The catalogue needs to do that work instead. Synonyms, ownership, source-of-truth markers, provenance and most importantly the connections between them.
Save the time of the reader
The book version: the reader’s time is precious. A library fails if the right book exists but takes an hour to find.
The context version: save the model’s tokens.
If you work with Claude Code without a tight AGENTS.md it’s easy to see this in action. Any query will spawn tool calls to find that information resulting in huge numbers of tokens being consumed.
Tool descriptions show the same pattern. A delete_record tool ships with the internal API doc (parameter types, error codes, retry semantics, the lot!). But what the model actually needs to know (“this is destructive and irreversible; prefer archive_record unless the user explicitly asks for deletion”) is nowhere in the description.
And it’s not just about cost. Every unnecessary token consumes context window. Every bloated description makes the model do secondary work before the real work.
The model may technically have the answer and still fail because the answer is buried under sludge. Correct but bloated context is still bad context.
If the tool, RAG system or memory system is returning more than it needs then it risks creating distraction. The test for this is simple: remove the context. If the model doesn’t give worse answers, it was waste.

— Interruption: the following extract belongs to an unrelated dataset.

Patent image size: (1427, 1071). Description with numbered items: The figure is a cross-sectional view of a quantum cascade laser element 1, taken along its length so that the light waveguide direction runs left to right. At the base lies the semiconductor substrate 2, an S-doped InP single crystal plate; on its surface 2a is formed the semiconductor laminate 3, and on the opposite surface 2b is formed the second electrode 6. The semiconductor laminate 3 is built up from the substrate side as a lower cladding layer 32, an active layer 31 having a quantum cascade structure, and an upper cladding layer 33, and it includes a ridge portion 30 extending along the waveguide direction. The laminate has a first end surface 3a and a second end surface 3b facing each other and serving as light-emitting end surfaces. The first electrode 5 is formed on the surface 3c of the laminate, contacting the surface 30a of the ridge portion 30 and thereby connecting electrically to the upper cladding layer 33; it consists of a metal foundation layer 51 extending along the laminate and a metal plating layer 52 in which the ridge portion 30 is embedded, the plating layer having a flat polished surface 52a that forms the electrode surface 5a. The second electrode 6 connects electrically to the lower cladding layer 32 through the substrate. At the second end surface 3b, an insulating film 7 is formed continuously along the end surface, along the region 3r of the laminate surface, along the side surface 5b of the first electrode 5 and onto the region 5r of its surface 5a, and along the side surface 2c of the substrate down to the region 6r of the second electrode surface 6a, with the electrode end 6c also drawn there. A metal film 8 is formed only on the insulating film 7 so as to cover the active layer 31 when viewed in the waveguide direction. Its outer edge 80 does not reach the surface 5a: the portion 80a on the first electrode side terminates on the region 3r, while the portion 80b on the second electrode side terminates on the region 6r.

The library is a growing organism
The book version: a library is never finished. Its collection grows. Its readers change. Its classification scheme must adapt to subjects the original cataloguer could not predict.
The context version: your AI system is never finished either.

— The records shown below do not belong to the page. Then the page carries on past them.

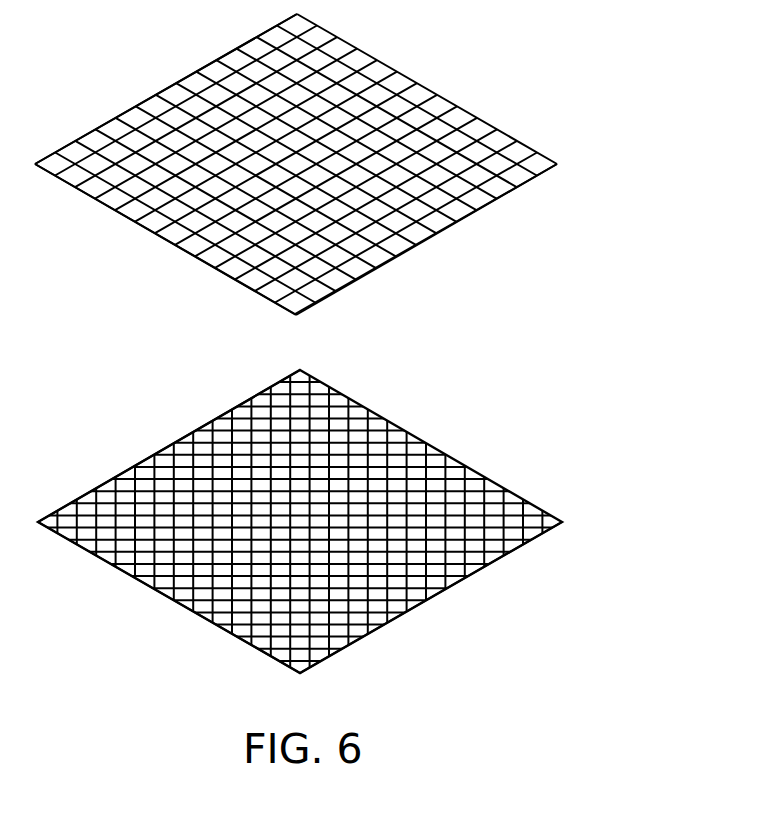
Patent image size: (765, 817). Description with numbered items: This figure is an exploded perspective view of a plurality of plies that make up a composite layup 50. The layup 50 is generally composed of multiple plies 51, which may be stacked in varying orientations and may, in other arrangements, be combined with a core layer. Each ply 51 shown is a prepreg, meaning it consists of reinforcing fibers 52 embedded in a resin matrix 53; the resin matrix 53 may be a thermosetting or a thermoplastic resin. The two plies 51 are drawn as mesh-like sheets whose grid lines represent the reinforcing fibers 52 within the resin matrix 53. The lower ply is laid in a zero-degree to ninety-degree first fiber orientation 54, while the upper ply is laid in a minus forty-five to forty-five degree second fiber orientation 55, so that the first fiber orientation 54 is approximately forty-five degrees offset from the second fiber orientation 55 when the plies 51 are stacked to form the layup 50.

The layup 50 is at (346, 341).
The ply 51 is at (472, 214).
The reinforcing fibers 52 is at (85, 146).
The resin matrix 53 is at (118, 188).
The first fiber orientation 54 is at (296, 162).
The second fiber orientation 55 is at (300, 521).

The prompts you write today encode assumptions about how your tools work, what your data looks like, and what your users need. Those assumptions will become false. APIs change. Products pivot. New edge cases emerge that nobody anticipated. A retrieval strategy tuned for fifty documents quietly degrades when the corpus reaches five thousand.
The harder problem is that the decay is invisible. The model doesn’t throw an error when it acts on a stale policy. It just gives a confidently wrong answer.

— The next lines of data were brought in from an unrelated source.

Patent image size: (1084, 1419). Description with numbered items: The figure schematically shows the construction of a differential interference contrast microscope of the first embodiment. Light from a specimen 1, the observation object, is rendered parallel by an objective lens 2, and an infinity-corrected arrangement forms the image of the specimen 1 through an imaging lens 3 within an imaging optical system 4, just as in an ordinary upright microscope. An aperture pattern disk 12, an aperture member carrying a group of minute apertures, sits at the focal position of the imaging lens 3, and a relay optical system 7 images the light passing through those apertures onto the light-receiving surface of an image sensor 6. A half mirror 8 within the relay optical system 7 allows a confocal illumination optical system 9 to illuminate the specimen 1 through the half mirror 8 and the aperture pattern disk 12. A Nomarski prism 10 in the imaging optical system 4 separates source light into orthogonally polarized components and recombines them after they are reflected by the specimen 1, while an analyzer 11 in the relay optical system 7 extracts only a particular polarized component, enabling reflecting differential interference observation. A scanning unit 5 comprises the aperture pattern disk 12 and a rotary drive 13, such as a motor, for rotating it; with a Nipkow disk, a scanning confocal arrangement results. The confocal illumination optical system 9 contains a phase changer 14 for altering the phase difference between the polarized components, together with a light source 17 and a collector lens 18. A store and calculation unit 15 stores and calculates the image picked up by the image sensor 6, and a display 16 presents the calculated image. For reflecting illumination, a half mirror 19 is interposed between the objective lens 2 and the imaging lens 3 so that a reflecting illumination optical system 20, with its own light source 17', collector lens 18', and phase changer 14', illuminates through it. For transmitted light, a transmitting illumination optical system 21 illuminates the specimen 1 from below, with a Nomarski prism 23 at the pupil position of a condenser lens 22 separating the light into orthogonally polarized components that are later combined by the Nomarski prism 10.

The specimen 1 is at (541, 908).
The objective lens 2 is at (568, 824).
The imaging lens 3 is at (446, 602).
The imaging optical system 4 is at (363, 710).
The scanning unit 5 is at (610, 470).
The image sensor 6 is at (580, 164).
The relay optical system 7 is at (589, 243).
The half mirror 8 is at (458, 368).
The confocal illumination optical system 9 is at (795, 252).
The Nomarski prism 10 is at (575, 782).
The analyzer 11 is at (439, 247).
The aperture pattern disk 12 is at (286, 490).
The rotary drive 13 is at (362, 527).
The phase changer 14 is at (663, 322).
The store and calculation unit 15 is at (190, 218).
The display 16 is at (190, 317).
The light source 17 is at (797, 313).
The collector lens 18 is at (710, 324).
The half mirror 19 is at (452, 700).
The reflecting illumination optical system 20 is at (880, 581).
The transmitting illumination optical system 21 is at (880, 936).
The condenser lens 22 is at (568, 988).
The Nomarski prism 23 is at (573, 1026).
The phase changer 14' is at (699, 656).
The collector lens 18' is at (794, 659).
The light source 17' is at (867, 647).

In a real library, the cataloguer has a job. They weed the collection, update classifications, retire obsolete material, and decide what the library needs to acquire next. AI context systems rarely have an equivalent. The system prompt was written once. The tool descriptions shipped with the feature and were never revisited, and the memory layer accumulates without pruning.
This is why context systems need ownership and instrumentation. Someone (or something) has to notice when the vocabulary has drifted or when a tool description no longer matches the tool. That is not a one-time task. It is the ongoing work of tending the library.
The point (if there is one)
Context systems are hard. System performance is a function of model, prompt and library.
The library is currently a hodgepodge of individual technologies (RAG, tools, MCP, memory, conversation history, prompts, skills, connectors and I’m sure many more) with no coherent organization.
These can all be improved individually, but they are just individual books of information in a larger system. The real opportunity is to design the library1.
That means cataloguing, routing, vocabulary control, provenance, freshness, pruning, circulation policy and ownership of the whole experience by which an AI system finds what it needs to act.
When an AI system retrieves the wrong document, invokes the wrong tool, ignores the policy, uses stale information or fills the context window with noise, that is not (always) a model failure, it’s often a library failure.
The counterargument to this would be hey, models are SO smart now that they can find the needle in the haystack. Even if that becomes true, the curation of the library still feels important in order to get other aspects of performance (cost, time to answer).



So writing proper (AI optimized) documention still remains the bottleneck.